Il grande atleta, dotato di una forza di volontà e di un carattere d'acciaio, non si è fatto moralmente sconfiggere dalla malattia e continua a combattere le sue battaglie di pace, in difesa dei diritti civili, pur sempre rimanendo un simbolo per la popolazione di colore americana.
AFORISMI
«L'età è quella che pensi che sia. Si è vecchi quanto si pensa di esserlo.»
"Quando eravamo re" è un film documentario diretto dal regista Leon Gast.
Nato come documentario sul concerto di musica soul che doveva precedere l'incontro di pugilato tra Muhammad Ali e il campione del mondo George Foreman a Kinshasa in Zaire nel 1974, dopo una gestazione di ben ventidue anni divenne lo straordinario ritratto di uno dei più grandi atleti del secolo.
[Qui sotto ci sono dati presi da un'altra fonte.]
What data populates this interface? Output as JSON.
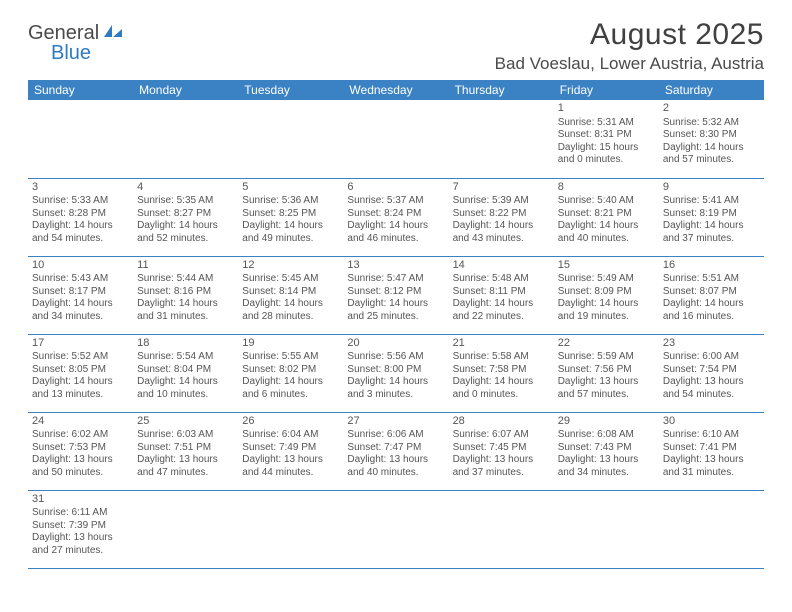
{
  "brand": {
    "word1": "General",
    "word2": "Blue"
  },
  "title": "August 2025",
  "location": "Bad Voeslau, Lower Austria, Austria",
  "colors": {
    "header_bg": "#3a82c4",
    "header_text": "#ffffff",
    "border": "#3a82c4",
    "text": "#555555",
    "title_text": "#404040"
  },
  "day_headers": [
    "Sunday",
    "Monday",
    "Tuesday",
    "Wednesday",
    "Thursday",
    "Friday",
    "Saturday"
  ],
  "weeks": [
    [
      null,
      null,
      null,
      null,
      null,
      {
        "n": "1",
        "sunrise": "5:31 AM",
        "sunset": "8:31 PM",
        "daylight": "15 hours and 0 minutes."
      },
      {
        "n": "2",
        "sunrise": "5:32 AM",
        "sunset": "8:30 PM",
        "daylight": "14 hours and 57 minutes."
      }
    ],
    [
      {
        "n": "3",
        "sunrise": "5:33 AM",
        "sunset": "8:28 PM",
        "daylight": "14 hours and 54 minutes."
      },
      {
        "n": "4",
        "sunrise": "5:35 AM",
        "sunset": "8:27 PM",
        "daylight": "14 hours and 52 minutes."
      },
      {
        "n": "5",
        "sunrise": "5:36 AM",
        "sunset": "8:25 PM",
        "daylight": "14 hours and 49 minutes."
      },
      {
        "n": "6",
        "sunrise": "5:37 AM",
        "sunset": "8:24 PM",
        "daylight": "14 hours and 46 minutes."
      },
      {
        "n": "7",
        "sunrise": "5:39 AM",
        "sunset": "8:22 PM",
        "daylight": "14 hours and 43 minutes."
      },
      {
        "n": "8",
        "sunrise": "5:40 AM",
        "sunset": "8:21 PM",
        "daylight": "14 hours and 40 minutes."
      },
      {
        "n": "9",
        "sunrise": "5:41 AM",
        "sunset": "8:19 PM",
        "daylight": "14 hours and 37 minutes."
      }
    ],
    [
      {
        "n": "10",
        "sunrise": "5:43 AM",
        "sunset": "8:17 PM",
        "daylight": "14 hours and 34 minutes."
      },
      {
        "n": "11",
        "sunrise": "5:44 AM",
        "sunset": "8:16 PM",
        "daylight": "14 hours and 31 minutes."
      },
      {
        "n": "12",
        "sunrise": "5:45 AM",
        "sunset": "8:14 PM",
        "daylight": "14 hours and 28 minutes."
      },
      {
        "n": "13",
        "sunrise": "5:47 AM",
        "sunset": "8:12 PM",
        "daylight": "14 hours and 25 minutes."
      },
      {
        "n": "14",
        "sunrise": "5:48 AM",
        "sunset": "8:11 PM",
        "daylight": "14 hours and 22 minutes."
      },
      {
        "n": "15",
        "sunrise": "5:49 AM",
        "sunset": "8:09 PM",
        "daylight": "14 hours and 19 minutes."
      },
      {
        "n": "16",
        "sunrise": "5:51 AM",
        "sunset": "8:07 PM",
        "daylight": "14 hours and 16 minutes."
      }
    ],
    [
      {
        "n": "17",
        "sunrise": "5:52 AM",
        "sunset": "8:05 PM",
        "daylight": "14 hours and 13 minutes."
      },
      {
        "n": "18",
        "sunrise": "5:54 AM",
        "sunset": "8:04 PM",
        "daylight": "14 hours and 10 minutes."
      },
      {
        "n": "19",
        "sunrise": "5:55 AM",
        "sunset": "8:02 PM",
        "daylight": "14 hours and 6 minutes."
      },
      {
        "n": "20",
        "sunrise": "5:56 AM",
        "sunset": "8:00 PM",
        "daylight": "14 hours and 3 minutes."
      },
      {
        "n": "21",
        "sunrise": "5:58 AM",
        "sunset": "7:58 PM",
        "daylight": "14 hours and 0 minutes."
      },
      {
        "n": "22",
        "sunrise": "5:59 AM",
        "sunset": "7:56 PM",
        "daylight": "13 hours and 57 minutes."
      },
      {
        "n": "23",
        "sunrise": "6:00 AM",
        "sunset": "7:54 PM",
        "daylight": "13 hours and 54 minutes."
      }
    ],
    [
      {
        "n": "24",
        "sunrise": "6:02 AM",
        "sunset": "7:53 PM",
        "daylight": "13 hours and 50 minutes."
      },
      {
        "n": "25",
        "sunrise": "6:03 AM",
        "sunset": "7:51 PM",
        "daylight": "13 hours and 47 minutes."
      },
      {
        "n": "26",
        "sunrise": "6:04 AM",
        "sunset": "7:49 PM",
        "daylight": "13 hours and 44 minutes."
      },
      {
        "n": "27",
        "sunrise": "6:06 AM",
        "sunset": "7:47 PM",
        "daylight": "13 hours and 40 minutes."
      },
      {
        "n": "28",
        "sunrise": "6:07 AM",
        "sunset": "7:45 PM",
        "daylight": "13 hours and 37 minutes."
      },
      {
        "n": "29",
        "sunrise": "6:08 AM",
        "sunset": "7:43 PM",
        "daylight": "13 hours and 34 minutes."
      },
      {
        "n": "30",
        "sunrise": "6:10 AM",
        "sunset": "7:41 PM",
        "daylight": "13 hours and 31 minutes."
      }
    ],
    [
      {
        "n": "31",
        "sunrise": "6:11 AM",
        "sunset": "7:39 PM",
        "daylight": "13 hours and 27 minutes."
      },
      null,
      null,
      null,
      null,
      null,
      null
    ]
  ],
  "labels": {
    "sunrise": "Sunrise:",
    "sunset": "Sunset:",
    "daylight": "Daylight:"
  }
}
Il regista Leon Gast, attraverso interviste e filmati d'archivio, ricostruisce la carriera di Alì-Cassius Clay, il suo incredibile carisma e la battaglia per i diritti civili soprattutto in favore degli afroamericani.
Alì, nelle settimane che precedono l'incontro più difficile della sua carriera, si fa portavoce e simbolo del riscatto culturale e morale dell'intero popolo zairese, affrontando una sfida difficilissima (da alcuni definita impossibile) con un pugile più potente e più giovane di lui.
George Foreman, anche se a sua volta nero, nell'immaginario del popolo zairese diventa subito il nemico da battere, il simbolo della sopraffazione di un popolo ("Alì, boma ye" - "Alì uccidilo", è il grido di incitamento del pubblico di Kinshasa).
Emerge da questo film un ritratto sincero e umano, ma nello stesso tempo leggendario ed entusiasmante di un atleta che trascende il semplice significato sportivo.